Glynn Tonsor, an agricultural economist at Kansas State University, runs the Meat Demand Monitor, a database which monthly examines the meat buying habits of consumers. The trend he is seeing suggests that changing eating habits may have something to do with the market decline. In May, plant-based patties held 2 percent of the retail market and 4 percent of the food service market, which is half and a quarter, respectively, of the market share they controlled in May 2021, Tonsor said.

Declining volumes don’t help prices either. Conventional meats are commodities sold on a large scale for more than a century through a well-established and robust supply chain, with the benefit of government subsidies. All of this keeps costs down.

“Right now, plant-based meat products are not commodities, so that means plant-based brands tend to sell lower volumes,” said Daniel Gertner, a business analyst at Good Foods Institute. “They can, with those lower volumes, in certain cases make a higher net profit, but then a lot of that profit is reinvested in things like overheads, research and development, [and] marketing. With any emerging category, there is this need to just build the infrastructure from the ground up.”

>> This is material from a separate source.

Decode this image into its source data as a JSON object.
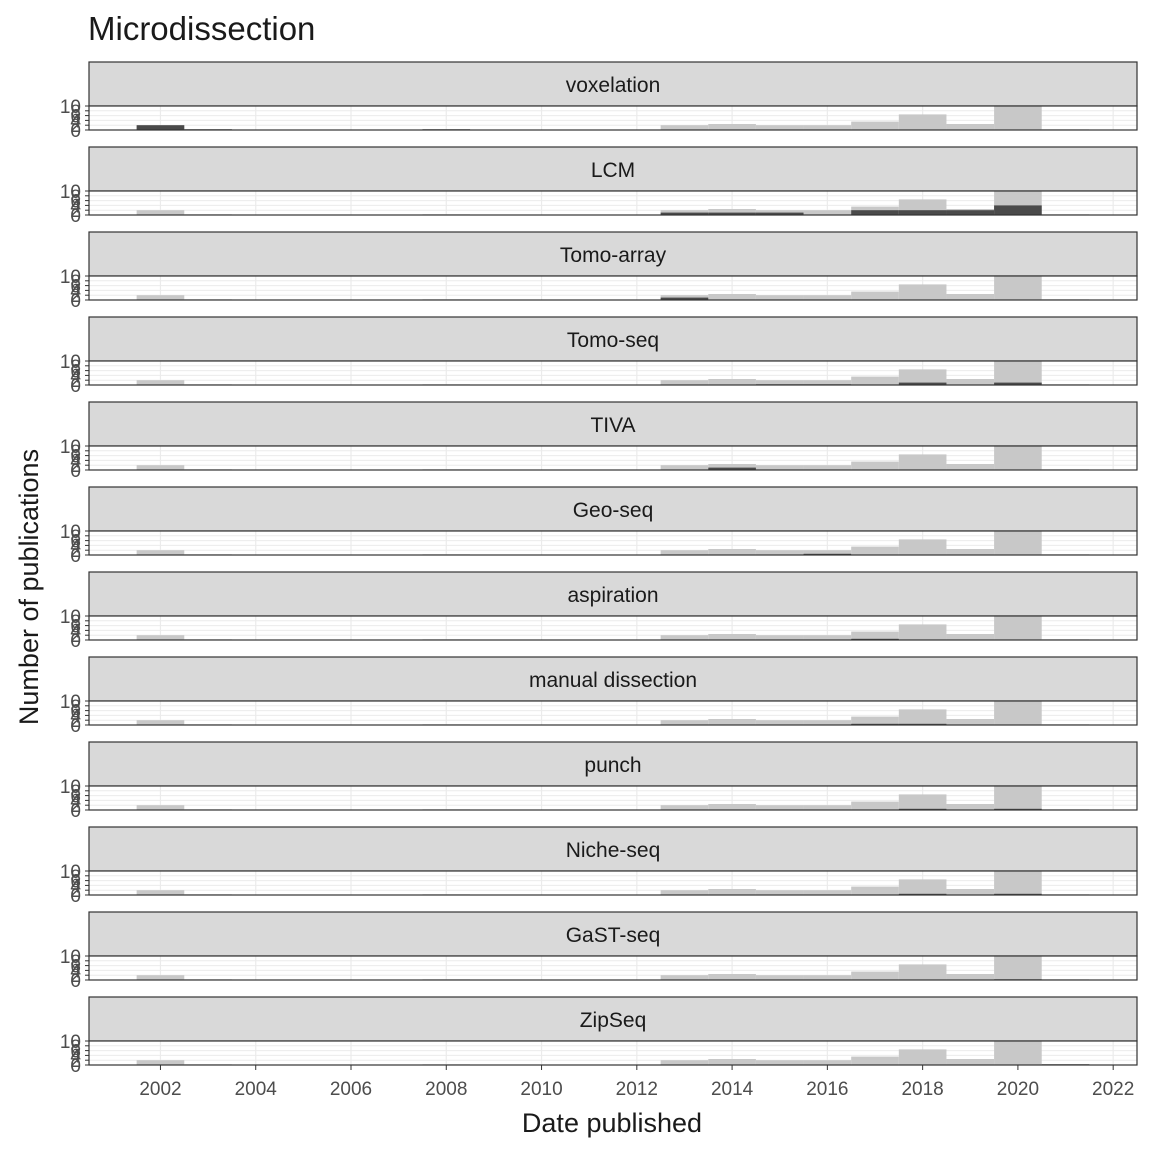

The Bezos Earth Fund wants to boost the industry by finding ways to reduce the cost of plant-based alternatives to animal proteins.

“The food we eat is one third of global emissions. And if you look at where it comes from, half of it comes from animal foods, from livestock. So it’s a big piece of the emissions puzzle,” said Andy Jarvis, director of the fund.

In an effort to solve that mystery, the fund earmarked $100 million for the creation of three research centers – the first of which last opened month at North Carolina State University – focused on sustainable protein alternatives such as plant-based products, precision fermentation and cultured meat.

But the biggest obstacle to making plant-based protein a more viable alternative for everyone is the US government’s deep investment in the status quo. Washington spends up to $38 billion subsidizing the meat and dairy industries each yeara move that lasts prices artificially low. Meanwhile, nations around the world have invested a total of little more than $1 billion in the alternative protein industry.

“There’s no surprise that it’s not at price parity when you certainly don’t have a level playing field on the government support,” Jarvis said.

Except for a major federal intervention, one is similar to the financial support that catalyzed explosive growth in renewable energy, getting plant-based meats to a point where they can compete with conventional counterparts will take quite some time. Until that happens, it won’t matter if plant-based chicken tastes just like the real thing. Only when it is more affordable will more people be able to make a major lifestyle change, much like the McClements household once did.